Volunteering: Getting Ahead by Giving Back
Whatever you call it, "saidia, harambee, adhar dhi or seva khor" volunteering can play an important role in helping a newcomer integrate into their new country…
Odd, but back in Goa, India and in Kenya, when my parents and I helped out at various community events and programs, we never really thought of ourselves as "volunteering." It was just something we did, something that came naturally: Be it tutoring students, helping-out at orphanages or nursing homes, attending cleanup events and outreach camps in remote villages, raising funds for various causes.
In Kenya, where I was born, we called it 'saidia' (help) or 'harambee' (pulling together, unite); in Goa, where I was schooled and raised, it went by ‘adhar dhi or seva khor’ (help out) or just 'reach out'; I'm not sure what they call it in Dubai, where I was married, enjoyed my career and continued to volunteer. Whatever you want to call it, donating your time and energy to worthwhile community pursuits is a worldwide phenomenon.
So, after my husband, three children and I arrived in Mississauga in 2007, and the excitement of settling down and carving out a new life here began to fade, it just seemed natural that – eventually – I would volunteer in the community.
For me, there were some personal, pragmatic reasons for getting involved: My kids were well settled in their new school routine and my husband was gainfully employed. There was not much for me to do around the house. It was time to snap out of my quasi self-imposed sabbatical and get back into the fray, become a resourceful person again, venture out of my newfound comfort zone and add some value to my life. And, by the by, find out more about my adopted country.
But it wasn't as simple as knocking on doors, looking for something to do. Somehow the transition into a new life in Canada had sucked a substantial amount of self-confidence out of me. I had to help myself first, to be of help to others. My first step was to enroll in a course for internationally trained professionals. This introduction to the Canadian way of life was an eye opener. Besides learning job search techniques, we were taught that networking and volunteering were vital to integrating oneself into a new country.

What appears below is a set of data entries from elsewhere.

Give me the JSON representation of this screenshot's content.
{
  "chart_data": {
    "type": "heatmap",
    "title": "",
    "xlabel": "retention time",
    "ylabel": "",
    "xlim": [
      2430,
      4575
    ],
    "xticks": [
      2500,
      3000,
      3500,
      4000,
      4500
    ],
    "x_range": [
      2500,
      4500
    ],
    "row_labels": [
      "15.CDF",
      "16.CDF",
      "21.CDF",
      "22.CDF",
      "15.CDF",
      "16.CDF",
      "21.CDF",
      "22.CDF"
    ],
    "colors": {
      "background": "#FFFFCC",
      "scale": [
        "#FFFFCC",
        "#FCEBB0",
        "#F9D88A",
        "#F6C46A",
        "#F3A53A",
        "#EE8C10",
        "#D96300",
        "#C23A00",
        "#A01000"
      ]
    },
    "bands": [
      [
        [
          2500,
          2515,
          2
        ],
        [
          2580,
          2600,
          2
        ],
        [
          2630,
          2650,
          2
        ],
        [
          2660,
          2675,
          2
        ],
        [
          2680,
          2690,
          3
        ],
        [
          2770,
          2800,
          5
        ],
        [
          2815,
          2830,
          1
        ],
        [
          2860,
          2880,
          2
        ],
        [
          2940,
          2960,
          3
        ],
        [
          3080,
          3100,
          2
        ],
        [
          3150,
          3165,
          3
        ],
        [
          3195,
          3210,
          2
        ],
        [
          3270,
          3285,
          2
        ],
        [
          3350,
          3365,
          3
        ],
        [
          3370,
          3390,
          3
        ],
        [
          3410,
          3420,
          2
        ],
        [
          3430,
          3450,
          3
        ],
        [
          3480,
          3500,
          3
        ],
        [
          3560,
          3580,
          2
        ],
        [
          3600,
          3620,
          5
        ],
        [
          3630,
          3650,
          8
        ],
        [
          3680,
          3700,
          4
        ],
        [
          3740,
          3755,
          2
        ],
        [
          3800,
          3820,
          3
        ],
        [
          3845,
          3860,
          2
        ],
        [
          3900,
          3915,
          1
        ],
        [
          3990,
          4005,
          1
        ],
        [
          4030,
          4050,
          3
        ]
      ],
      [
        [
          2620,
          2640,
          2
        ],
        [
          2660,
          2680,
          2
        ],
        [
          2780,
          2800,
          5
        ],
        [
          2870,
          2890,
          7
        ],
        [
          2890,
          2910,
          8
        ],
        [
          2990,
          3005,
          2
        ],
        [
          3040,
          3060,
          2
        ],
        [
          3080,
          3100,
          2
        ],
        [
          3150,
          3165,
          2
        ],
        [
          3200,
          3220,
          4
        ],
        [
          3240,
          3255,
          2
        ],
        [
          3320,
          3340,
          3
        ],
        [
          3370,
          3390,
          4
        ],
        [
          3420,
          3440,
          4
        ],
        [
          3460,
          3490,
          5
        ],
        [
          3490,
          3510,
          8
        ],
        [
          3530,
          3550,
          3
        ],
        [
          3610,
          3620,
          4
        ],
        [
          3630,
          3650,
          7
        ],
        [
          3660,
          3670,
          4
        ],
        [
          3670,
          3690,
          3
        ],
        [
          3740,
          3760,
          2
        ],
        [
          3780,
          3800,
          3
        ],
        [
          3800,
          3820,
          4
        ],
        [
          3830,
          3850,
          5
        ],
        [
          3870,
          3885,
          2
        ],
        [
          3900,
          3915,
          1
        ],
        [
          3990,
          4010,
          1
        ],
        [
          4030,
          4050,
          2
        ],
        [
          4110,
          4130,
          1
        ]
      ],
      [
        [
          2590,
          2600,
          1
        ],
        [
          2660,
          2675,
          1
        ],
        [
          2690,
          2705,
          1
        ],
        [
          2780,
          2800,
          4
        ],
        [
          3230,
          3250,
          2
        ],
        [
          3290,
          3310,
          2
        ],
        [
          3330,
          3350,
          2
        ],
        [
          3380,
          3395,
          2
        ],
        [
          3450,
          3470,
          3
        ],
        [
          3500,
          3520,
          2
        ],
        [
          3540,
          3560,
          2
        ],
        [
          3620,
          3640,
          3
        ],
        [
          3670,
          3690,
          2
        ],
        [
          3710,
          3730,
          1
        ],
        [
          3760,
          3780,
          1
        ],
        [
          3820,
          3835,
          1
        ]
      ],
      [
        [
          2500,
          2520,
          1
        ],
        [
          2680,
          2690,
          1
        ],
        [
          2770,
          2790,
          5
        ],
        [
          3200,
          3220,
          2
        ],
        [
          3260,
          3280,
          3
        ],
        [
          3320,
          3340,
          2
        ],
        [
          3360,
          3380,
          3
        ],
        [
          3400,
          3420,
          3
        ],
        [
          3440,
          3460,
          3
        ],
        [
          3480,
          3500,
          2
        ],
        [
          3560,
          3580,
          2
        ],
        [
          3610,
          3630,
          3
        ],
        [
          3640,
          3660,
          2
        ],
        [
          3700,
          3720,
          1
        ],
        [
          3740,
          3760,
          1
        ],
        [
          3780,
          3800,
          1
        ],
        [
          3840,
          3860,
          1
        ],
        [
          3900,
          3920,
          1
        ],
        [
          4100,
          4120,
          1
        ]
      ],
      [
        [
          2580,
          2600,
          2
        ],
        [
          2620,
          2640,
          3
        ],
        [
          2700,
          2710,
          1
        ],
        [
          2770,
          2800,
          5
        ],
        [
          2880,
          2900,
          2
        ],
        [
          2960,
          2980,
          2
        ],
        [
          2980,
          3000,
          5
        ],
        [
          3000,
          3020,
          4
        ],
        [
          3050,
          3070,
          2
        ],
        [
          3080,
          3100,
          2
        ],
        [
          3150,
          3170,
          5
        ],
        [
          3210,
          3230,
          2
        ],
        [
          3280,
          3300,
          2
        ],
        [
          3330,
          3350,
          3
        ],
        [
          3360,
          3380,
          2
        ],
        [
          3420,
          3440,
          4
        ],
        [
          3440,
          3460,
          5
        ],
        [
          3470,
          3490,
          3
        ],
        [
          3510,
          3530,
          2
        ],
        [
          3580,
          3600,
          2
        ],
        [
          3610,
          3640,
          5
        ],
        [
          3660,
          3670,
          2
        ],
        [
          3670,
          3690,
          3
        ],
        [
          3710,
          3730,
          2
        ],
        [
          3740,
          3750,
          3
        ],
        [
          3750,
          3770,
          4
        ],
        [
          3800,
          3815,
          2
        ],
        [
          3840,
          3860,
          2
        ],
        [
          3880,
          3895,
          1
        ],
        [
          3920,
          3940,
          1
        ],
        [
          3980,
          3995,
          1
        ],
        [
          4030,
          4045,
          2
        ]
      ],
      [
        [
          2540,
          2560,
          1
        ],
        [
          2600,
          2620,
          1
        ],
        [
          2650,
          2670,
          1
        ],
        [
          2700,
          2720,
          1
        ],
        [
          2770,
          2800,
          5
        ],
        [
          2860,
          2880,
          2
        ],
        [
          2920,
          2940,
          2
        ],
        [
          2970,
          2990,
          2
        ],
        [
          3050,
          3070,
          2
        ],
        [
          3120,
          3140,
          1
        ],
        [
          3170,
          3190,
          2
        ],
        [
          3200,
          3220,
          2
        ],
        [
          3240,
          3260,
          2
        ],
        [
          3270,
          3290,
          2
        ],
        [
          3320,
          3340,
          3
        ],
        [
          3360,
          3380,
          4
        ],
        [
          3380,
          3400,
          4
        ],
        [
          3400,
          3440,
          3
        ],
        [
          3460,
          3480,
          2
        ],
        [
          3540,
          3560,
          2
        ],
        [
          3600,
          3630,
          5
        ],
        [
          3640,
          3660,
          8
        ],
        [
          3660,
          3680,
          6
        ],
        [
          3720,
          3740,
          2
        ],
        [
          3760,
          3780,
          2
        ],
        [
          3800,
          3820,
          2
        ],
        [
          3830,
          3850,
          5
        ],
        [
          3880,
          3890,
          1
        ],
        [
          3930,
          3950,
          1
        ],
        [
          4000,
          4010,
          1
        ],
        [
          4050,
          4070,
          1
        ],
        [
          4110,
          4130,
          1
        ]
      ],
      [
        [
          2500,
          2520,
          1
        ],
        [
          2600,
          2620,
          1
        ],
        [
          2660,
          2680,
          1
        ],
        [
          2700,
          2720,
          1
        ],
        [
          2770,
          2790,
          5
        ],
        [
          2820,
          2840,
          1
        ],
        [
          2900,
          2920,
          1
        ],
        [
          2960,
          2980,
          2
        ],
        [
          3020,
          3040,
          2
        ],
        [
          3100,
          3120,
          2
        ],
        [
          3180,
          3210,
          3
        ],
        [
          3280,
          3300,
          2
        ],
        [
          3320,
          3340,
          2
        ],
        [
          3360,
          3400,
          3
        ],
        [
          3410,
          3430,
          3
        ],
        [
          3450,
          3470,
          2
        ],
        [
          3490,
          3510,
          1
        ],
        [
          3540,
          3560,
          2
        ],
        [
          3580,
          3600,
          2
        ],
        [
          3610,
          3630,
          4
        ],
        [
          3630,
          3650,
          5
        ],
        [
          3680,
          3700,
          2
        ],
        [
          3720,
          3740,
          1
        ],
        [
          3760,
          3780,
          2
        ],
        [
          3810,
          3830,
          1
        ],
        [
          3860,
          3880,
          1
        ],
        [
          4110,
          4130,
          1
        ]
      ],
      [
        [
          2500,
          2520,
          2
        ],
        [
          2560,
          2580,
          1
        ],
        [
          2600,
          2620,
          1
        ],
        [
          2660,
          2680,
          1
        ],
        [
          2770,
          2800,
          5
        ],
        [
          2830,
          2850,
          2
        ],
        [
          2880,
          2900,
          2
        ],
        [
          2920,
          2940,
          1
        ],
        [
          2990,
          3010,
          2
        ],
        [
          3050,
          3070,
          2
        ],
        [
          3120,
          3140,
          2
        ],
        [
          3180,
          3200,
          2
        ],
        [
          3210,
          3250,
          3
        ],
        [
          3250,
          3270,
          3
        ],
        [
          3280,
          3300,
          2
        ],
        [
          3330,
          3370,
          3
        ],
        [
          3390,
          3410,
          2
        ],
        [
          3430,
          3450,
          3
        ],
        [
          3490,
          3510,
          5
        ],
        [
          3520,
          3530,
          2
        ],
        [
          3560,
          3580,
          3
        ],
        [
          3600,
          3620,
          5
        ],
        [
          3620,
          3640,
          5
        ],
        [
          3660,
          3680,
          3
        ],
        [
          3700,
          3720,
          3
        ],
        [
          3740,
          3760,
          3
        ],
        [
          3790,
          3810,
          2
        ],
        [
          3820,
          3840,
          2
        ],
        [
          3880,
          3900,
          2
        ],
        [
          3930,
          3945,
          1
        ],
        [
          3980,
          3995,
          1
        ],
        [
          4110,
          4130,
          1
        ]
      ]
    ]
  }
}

In time, I volunteered at my son's school, and later with the Social Planning Council of Peel where I assisted with the preparation of a research study, Portraits of Peel 2006. I have since parlayed my volunteering into a full-time job with Volunteer MBC, which strives to match individuals who wish to volunteer with organizations that need them in Mississauga, Brampton or Caledon.
But the journey was just as important – and fulfilling – as the destination.
For many newcomers, volunteering is a new name for an age-old concept: help, lend a hand, reach out, do social service. But the benefit cuts both ways – something that newcomers ought to be aware of.
In addition to the satisfaction, sense of purpose and warm inner glow that volunteering brings; it also helped prepare me to integrate into my new community, boosted my morale and let me regain my self-confidence.
More vitally, volunteering allowed me to take a test drive on a new career path; it provided a venue for displaying my academic wares and my career experience.
Volunteering is a great part of Canadian life and every contribution, no matter how simple, makes our community and our country a better, safer and more "homey" place to live. It let me become part of a quilt that continues to add threads, rows and lines to our wonderful multifaceted community.